Maybe there is something in this aspect of our family history that makes me a pretty lousy judge of character. I get about half of my snap judgements about individuals right, and I get about half or more wrong. This lends me a kind of Richard Lewis sensation of being doomed to make that one unalterable misjudgment someday, I suppose. Don't you just know there is a sensitive trapdoor out there, somewhere, ready to spring open?

Which of course leads me intuitively to consider my personal experiences at Starbucks. I go through the Starbucks drive-thru lane on most mornings. I always order the same things. The relentlessly cheerful staff -- Matt, Amy, Rob, Kaitlyn, C.J., Aaron, others -- can recognize my voice echoing out of my car (and see me on the little surveillance camera posted strategically on the outdoor order board). Often, any one of the staff members can verbally complete my order, before I do, from memory. This all started, I guess, because of my quirky straw requests. Something idiosyncratic like that just sticks, then grabs the attention of others. They smile at almost all-comers @ Starbucks -- even though, on some mornings, they simply do not want to. They talk to me when I roll up to the dispensary window when I show even mild interest in engagement, introduce themselves to me, tell me how late they were up the night before, tell me about their plans for life (briefly at least -- and isn't that just so classically young adult-like?). I admire these character traits. But if they only knew what I am really like in real life, all this employer-demand chipperness and sharing, probably, would vaporize like the coffee-scented air that rolls like a light fog out of the drive-thru portal.

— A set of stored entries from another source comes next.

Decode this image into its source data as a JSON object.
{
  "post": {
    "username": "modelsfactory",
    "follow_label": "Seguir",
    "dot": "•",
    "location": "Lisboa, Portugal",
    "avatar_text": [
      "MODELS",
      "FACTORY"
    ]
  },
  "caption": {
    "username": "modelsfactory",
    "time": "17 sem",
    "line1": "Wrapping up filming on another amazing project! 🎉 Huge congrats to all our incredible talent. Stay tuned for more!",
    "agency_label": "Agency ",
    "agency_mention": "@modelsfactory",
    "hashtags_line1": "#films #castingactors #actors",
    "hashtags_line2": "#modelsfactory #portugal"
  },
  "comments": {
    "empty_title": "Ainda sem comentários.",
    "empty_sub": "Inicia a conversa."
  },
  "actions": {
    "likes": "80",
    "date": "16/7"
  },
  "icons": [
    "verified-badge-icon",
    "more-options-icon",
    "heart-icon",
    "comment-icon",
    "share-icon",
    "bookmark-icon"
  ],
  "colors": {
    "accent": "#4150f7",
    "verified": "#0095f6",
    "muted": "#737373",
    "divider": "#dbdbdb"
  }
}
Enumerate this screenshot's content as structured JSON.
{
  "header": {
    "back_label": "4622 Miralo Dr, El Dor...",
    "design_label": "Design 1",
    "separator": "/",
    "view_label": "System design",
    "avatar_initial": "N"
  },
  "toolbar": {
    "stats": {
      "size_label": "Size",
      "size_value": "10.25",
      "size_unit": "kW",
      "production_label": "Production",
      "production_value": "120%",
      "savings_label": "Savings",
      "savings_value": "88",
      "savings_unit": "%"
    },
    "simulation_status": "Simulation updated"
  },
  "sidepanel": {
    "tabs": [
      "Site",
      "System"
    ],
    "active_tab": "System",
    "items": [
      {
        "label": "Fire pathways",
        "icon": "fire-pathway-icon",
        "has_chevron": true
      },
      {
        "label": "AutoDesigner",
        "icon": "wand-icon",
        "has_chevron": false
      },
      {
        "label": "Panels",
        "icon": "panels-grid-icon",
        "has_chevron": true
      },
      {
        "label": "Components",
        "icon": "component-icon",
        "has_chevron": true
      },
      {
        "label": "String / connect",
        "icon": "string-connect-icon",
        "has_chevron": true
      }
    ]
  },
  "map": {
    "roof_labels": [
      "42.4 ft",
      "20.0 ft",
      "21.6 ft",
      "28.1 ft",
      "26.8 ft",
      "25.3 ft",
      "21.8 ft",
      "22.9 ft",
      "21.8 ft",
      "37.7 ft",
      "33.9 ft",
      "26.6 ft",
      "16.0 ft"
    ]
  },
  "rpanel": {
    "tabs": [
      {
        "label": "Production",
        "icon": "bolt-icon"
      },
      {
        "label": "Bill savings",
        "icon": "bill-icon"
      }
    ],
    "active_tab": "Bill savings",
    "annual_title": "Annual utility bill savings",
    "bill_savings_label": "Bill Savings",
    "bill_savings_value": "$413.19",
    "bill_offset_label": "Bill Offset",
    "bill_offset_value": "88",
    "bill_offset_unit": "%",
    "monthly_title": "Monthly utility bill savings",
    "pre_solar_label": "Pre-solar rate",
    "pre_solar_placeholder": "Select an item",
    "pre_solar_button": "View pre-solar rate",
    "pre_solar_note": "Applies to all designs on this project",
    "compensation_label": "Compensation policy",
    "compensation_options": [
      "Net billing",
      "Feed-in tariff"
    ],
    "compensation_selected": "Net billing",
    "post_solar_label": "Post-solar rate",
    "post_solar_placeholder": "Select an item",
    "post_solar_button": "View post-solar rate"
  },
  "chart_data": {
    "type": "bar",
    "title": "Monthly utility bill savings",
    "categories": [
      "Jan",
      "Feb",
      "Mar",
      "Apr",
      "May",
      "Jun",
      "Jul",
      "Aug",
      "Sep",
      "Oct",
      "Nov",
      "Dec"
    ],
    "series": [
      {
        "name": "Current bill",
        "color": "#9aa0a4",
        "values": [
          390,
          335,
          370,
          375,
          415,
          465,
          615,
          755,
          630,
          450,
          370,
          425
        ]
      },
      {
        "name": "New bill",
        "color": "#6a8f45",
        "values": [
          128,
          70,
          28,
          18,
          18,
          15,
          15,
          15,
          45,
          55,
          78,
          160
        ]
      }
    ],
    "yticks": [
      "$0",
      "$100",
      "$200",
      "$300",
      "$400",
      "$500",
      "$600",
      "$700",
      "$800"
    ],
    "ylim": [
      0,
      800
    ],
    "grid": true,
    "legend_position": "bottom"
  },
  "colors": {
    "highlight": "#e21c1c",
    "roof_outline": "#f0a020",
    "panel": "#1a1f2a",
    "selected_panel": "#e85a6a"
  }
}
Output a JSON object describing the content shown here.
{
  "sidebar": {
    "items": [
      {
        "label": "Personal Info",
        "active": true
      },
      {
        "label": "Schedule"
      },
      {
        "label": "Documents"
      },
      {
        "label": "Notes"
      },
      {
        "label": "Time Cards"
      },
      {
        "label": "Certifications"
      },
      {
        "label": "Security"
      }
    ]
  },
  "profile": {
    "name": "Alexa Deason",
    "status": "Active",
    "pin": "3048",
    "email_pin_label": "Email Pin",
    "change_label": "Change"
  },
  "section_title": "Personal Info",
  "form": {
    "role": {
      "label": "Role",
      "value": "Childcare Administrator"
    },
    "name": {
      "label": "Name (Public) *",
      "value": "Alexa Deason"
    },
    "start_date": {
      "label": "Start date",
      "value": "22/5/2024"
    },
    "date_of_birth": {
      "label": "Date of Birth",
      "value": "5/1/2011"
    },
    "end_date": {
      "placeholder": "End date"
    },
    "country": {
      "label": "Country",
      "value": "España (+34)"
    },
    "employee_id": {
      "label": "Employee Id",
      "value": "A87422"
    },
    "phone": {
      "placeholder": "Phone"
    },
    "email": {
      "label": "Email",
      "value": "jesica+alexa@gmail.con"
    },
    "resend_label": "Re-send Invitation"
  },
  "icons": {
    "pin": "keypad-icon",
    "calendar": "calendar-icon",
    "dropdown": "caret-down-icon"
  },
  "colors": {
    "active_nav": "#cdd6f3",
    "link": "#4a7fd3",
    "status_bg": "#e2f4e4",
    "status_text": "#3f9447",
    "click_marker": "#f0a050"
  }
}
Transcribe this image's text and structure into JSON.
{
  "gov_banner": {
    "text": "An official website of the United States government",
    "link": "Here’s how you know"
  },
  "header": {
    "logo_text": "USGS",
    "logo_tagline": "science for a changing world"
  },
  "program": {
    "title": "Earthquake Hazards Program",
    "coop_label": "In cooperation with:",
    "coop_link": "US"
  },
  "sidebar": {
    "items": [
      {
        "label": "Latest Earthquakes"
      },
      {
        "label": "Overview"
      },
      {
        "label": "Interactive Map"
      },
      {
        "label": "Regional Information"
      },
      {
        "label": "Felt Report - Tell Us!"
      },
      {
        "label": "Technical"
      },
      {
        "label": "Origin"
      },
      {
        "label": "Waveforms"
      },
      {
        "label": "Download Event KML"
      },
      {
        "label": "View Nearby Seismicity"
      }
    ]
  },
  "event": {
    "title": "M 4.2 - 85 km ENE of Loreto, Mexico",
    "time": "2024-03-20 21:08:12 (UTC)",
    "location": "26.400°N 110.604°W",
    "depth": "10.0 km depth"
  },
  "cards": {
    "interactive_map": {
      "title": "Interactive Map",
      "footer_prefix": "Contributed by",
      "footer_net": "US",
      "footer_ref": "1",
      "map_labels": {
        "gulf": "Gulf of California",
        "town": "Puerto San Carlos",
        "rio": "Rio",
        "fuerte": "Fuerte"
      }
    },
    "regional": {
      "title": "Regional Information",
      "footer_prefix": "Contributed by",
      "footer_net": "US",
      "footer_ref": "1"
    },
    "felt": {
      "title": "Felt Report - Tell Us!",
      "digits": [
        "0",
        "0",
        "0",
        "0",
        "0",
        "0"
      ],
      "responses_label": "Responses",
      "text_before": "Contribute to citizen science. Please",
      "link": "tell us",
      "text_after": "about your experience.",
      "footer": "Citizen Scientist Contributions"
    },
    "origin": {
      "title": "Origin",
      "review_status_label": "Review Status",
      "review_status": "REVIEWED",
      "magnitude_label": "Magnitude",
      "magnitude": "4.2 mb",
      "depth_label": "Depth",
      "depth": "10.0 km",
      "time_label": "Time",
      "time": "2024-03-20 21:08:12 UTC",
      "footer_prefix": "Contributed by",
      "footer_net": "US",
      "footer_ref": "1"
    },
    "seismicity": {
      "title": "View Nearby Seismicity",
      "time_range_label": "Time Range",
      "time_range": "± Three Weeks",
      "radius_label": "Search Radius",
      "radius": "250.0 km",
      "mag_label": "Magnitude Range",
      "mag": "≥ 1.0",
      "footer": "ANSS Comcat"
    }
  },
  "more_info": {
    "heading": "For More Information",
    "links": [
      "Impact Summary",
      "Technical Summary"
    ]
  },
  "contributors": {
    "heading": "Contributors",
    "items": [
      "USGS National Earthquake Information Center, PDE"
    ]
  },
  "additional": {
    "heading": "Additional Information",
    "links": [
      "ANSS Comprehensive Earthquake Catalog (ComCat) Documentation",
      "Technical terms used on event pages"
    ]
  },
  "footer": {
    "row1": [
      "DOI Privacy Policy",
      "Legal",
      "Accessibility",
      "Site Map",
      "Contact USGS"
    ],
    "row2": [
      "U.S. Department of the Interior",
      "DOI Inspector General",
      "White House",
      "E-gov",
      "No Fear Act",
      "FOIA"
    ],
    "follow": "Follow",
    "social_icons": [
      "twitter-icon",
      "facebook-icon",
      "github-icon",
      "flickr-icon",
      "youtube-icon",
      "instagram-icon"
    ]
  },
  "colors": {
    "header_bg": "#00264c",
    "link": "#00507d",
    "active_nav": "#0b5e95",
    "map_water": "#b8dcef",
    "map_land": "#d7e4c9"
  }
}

Clearly, I am hoping that I am batting more than .500 when it comes to judgments about these young people. I hope they are getting it essentially right about me too, despite my obvious character defects. Maybe they are pleasant because I am like the prototypical big-spender -- I always have a traceable $$ balance on my Starbucks card, dollars that I guess could ultimately be attributed in part (like time-worn Ellis Island census records) to my parents and grandparents. Or perhaps some of them youngsters @ Starbucks inherently trust that I would take good care of their pets or plants or their cherished life plans in times of need, someone who just might lead them to unpredictable well-being.

Just the other day, at the drive-up window, I wished Aaron good luck. He is a young, enthusiastic, married midwestern guy who told me he was moving along (hooray!) to a technology-based job, and a pretty good one at that. He said, 'Wait a second.' Then he fished a piece of paper out of his green apron. It had his wife's first name and his on it, plus a cell phone number. 'Here. We should get together,' Aaron says. 'I like talking to you. I think there's a lot we could talk about.'

I thanked him and replied, 'Okay, sure, good luck again.' Then I drove away with my everyday order.

But, while driving away, taking my first drink of the morning, I figured I will actually send him a text message or give him a call soon. And, of course, I could not help but admire his character judgment.

And, yeah, I mean that to be humorous and ironic all at once.